Ce blog est pour le lecteur qui apprécie l'ironie, l'humour, qui est à l'affût de pensées faciles, d'idées saugrenues, d'inventions bidon, de conseils bizarres et qui n'est pas horrifié par le sarcasme, l'irrespect. Il est à éviter pour les conformistes, les dominants, les dominés.


lundi 23 février 2026

PRÉSENCE DU PASSÉ

Ce que je crains, ce n'est pas l'avenir, mais ce que le passé nous a déjà infligé et reste prêt à réutiliser. Le choix est pléthorique et les conditions sont réunies.

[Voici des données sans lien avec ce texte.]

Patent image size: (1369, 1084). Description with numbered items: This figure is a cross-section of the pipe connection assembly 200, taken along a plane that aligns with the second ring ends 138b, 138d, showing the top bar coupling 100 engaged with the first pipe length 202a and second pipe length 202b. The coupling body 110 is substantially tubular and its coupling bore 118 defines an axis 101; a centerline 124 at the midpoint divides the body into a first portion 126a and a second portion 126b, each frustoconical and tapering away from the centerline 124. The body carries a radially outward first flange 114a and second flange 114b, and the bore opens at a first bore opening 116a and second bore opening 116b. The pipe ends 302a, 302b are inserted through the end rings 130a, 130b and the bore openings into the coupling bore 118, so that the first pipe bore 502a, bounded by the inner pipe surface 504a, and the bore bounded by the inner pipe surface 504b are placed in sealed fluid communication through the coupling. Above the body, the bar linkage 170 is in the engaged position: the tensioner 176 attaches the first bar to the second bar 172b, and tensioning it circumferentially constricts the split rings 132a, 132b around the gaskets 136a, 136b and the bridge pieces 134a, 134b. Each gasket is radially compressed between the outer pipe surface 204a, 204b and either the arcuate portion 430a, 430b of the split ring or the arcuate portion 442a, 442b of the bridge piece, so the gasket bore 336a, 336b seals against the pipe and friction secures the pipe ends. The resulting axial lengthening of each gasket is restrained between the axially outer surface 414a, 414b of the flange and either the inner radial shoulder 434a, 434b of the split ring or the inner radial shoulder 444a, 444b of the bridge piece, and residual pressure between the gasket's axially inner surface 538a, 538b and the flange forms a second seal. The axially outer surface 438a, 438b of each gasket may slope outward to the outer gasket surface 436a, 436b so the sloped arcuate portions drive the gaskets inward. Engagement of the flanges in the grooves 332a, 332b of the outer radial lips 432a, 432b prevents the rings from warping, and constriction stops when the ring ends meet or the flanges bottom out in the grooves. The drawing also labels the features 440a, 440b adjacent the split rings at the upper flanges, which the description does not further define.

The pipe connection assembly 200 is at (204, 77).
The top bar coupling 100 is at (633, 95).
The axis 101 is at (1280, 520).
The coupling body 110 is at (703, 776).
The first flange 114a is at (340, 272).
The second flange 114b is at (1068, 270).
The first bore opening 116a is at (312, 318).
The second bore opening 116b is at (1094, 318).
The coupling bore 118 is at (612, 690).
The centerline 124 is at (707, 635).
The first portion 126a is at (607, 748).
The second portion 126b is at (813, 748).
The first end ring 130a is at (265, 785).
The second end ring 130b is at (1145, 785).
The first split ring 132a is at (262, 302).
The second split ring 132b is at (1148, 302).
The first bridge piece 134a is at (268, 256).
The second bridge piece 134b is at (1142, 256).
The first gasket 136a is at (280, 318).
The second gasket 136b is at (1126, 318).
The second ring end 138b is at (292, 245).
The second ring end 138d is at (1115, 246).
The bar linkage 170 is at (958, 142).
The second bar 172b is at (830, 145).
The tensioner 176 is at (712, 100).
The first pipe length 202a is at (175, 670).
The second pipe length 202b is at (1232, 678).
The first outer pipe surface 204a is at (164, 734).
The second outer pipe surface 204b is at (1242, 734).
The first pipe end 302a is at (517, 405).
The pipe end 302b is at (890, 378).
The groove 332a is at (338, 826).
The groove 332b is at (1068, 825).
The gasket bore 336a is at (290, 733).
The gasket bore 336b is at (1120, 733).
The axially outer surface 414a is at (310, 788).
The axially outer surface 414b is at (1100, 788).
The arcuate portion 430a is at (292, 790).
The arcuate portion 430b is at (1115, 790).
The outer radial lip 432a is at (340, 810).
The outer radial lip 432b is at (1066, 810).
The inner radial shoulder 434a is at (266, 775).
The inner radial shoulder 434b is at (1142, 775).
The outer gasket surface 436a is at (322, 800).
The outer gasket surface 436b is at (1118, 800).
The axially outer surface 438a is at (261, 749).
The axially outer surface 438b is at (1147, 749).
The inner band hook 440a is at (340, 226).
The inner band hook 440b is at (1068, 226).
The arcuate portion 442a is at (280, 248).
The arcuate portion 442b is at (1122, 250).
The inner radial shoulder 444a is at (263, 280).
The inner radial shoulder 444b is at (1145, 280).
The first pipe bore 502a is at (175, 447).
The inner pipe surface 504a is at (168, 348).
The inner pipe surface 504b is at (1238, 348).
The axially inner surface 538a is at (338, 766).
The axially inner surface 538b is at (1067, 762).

On a déjà eu un « nouveau Munich » avec les accords de Washington, opposant un satrape dépourvu de paroles et de scrupules à des pleutres européens (de la même espèce que ceux de septembre 1938), tremblant de peur, honteux de savoir qu’ils seront trahis mais satisfaits de leur ignominie, suivant le chemin favori de Canossa.

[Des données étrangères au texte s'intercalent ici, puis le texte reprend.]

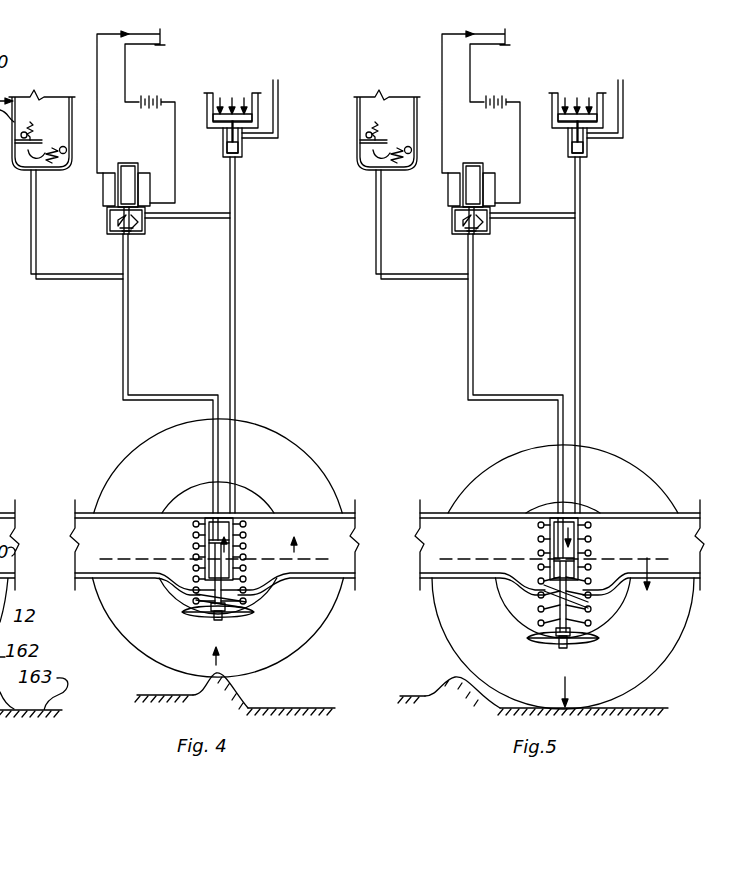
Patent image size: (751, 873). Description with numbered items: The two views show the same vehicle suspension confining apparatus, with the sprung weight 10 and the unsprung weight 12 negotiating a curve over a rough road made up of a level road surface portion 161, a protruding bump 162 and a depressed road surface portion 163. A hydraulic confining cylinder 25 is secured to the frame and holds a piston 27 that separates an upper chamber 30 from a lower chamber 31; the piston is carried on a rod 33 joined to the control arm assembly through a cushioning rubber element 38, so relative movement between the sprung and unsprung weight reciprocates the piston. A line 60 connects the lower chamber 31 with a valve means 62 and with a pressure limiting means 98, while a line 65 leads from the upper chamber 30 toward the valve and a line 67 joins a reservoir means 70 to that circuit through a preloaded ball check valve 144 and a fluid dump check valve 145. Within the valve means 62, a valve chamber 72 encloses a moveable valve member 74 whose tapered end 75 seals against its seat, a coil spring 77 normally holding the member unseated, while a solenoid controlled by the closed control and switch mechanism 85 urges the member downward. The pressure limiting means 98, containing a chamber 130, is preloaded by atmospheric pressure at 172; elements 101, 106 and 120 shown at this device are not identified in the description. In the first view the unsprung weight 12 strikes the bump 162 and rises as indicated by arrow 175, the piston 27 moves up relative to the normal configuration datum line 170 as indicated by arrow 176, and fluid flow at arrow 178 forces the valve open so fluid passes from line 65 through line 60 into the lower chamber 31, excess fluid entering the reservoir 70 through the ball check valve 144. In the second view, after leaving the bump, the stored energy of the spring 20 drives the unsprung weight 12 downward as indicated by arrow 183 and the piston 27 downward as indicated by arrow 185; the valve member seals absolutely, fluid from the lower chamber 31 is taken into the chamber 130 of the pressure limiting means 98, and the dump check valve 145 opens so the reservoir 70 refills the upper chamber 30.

In FIG. 4, the sprung weight 10 is at (92, 513).
In FIG. 5, the sprung weight 10 is at (442, 513).
In FIG. 4, the unsprung weight 12 is at (342, 640).
In FIG. 5, the unsprung weight 12 is at (694, 627).
In FIG. 4, the left front spring 20 is at (246, 533).
In FIG. 5, the left front spring 20 is at (588, 540).
In FIG. 4, the hydraulic confining cylinder 25 is at (193, 537).
In FIG. 5, the hydraulic confining cylinder 25 is at (540, 538).
In FIG. 4, the piston 27 is at (209, 557).
In FIG. 5, the piston 27 is at (554, 561).
In FIG. 4, the upper chamber 30 is at (216, 517).
In FIG. 5, the upper chamber 30 is at (560, 516).
In FIG. 4, the lower chamber 31 is at (205, 588).
In FIG. 5, the lower chamber 31 is at (545, 587).
In FIG. 4, the rod 33 is at (246, 597).
In FIG. 5, the rod 33 is at (586, 600).
In FIG. 4, the rubber element 38 is at (203, 615).
In FIG. 5, the rubber element 38 is at (558, 644).
In FIG. 4, the line 60 is at (236, 350).
In FIG. 5, the line 60 is at (600, 335).
In FIG. 4, the valve means 62 is at (107, 216).
In FIG. 5, the valve means 62 is at (442, 217).
In FIG. 4, the line 65 is at (129, 323).
In FIG. 5, the line 65 is at (515, 373).
In FIG. 4, the line 67 is at (78, 281).
In FIG. 5, the line 67 is at (422, 242).
In FIG. 5, the reservoir means 70 is at (376, 111).
In FIG. 4, the valve chamber 72 is at (140, 236).
In FIG. 5, the valve chamber 72 is at (504, 234).
In FIG. 4, the moveable valve member 74 is at (127, 172).
In FIG. 5, the moveable valve member 74 is at (471, 171).
In FIG. 4, the tapered end 75 is at (117, 234).
In FIG. 5, the tapered end 75 is at (442, 246).
In FIG. 4, the coil spring 77 is at (114, 222).
In FIG. 5, the coil spring 77 is at (429, 229).
In FIG. 4, the control and switch mechanism 85 is at (163, 41).
In FIG. 5, the control and switch mechanism 85 is at (496, 112).
In FIG. 4, the pressure limiting means 98 is at (207, 110).
In FIG. 5, the pressure limiting means 98 is at (558, 99).
In FIG. 4, the piston 101 is at (244, 149).
In FIG. 5, the piston 101 is at (607, 147).
In FIG. 4, the diaphragm plate 106 is at (212, 128).
In FIG. 5, the diaphragm plate 106 is at (560, 142).
In FIG. 4, the conduit 120 is at (277, 82).
In FIG. 5, the conduit 120 is at (614, 89).
In FIG. 5, the chamber 130 is at (557, 164).
In FIG. 5, the preloaded ball check valve 144 is at (354, 127).
In FIG. 4, the fluid dump check valve 145 is at (35, 150).
In FIG. 5, the fluid dump check valve 145 is at (391, 172).
In FIG. 4, the level road surface portion 161 is at (143, 695).
In FIG. 5, the level road surface portion 161 is at (414, 696).
In FIG. 4, the protruding bump 162 is at (263, 685).
In FIG. 5, the protruding bump 162 is at (450, 670).
In FIG. 4, the depressed road surface portion 163 is at (295, 708).
In FIG. 5, the depressed road surface portion 163 is at (648, 708).
In FIG. 4, the normal configuration datum line 170 is at (298, 556).
In FIG. 5, the normal configuration datum line 170 is at (630, 573).
In FIG. 4, the atmospheric pressure preload 172 is at (232, 98).
In FIG. 5, the atmospheric pressure preload 172 is at (568, 83).
In FIG. 4, the arrow 175 is at (216, 662).
In FIG. 4, the arrow 176 is at (296, 548).
In FIG. 4, the arrow 178 is at (150, 222).
In FIG. 5, the arrow 183 is at (568, 683).
In FIG. 5, the arrow 185 is at (664, 585).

La Cinquième République est devenue comparable à la République de Weimar, qui avait gouverné l’Allemagne après sa défaite de 1918 et avait porté Hitler et les nazis au pouvoir en 1933. Le pays subissait alors une lourde crise économique, un déclin industriel, un chômage massif, une vie quotidienne difficile et la montée des extrêmes : à droite Hitler, à gauche les communistes, et au centre une instabilité politique chronique. Aujourd’hui, en France, l’échiquier est similaire : un centre droit-gauche impuissant, et des extrêmes actifs. L’un joue sur un nationalisme et un patriotisme humiliés, l’autre sur une nouvelle lutte des classes, un multiculturalisme et un universalisme prêt à accueillir toute la misère du monde et à en découdre. Le traité de Maastricht cristallise leur ennemi commun, comme le traité de Versailles l’avait fait pour les Allemands : la contribution française au « pot commun » a le même goût amer que les dommages de guerre. Le nouveau régime sortira-t-il des urnes ou de la rue ? On le saura bientôt.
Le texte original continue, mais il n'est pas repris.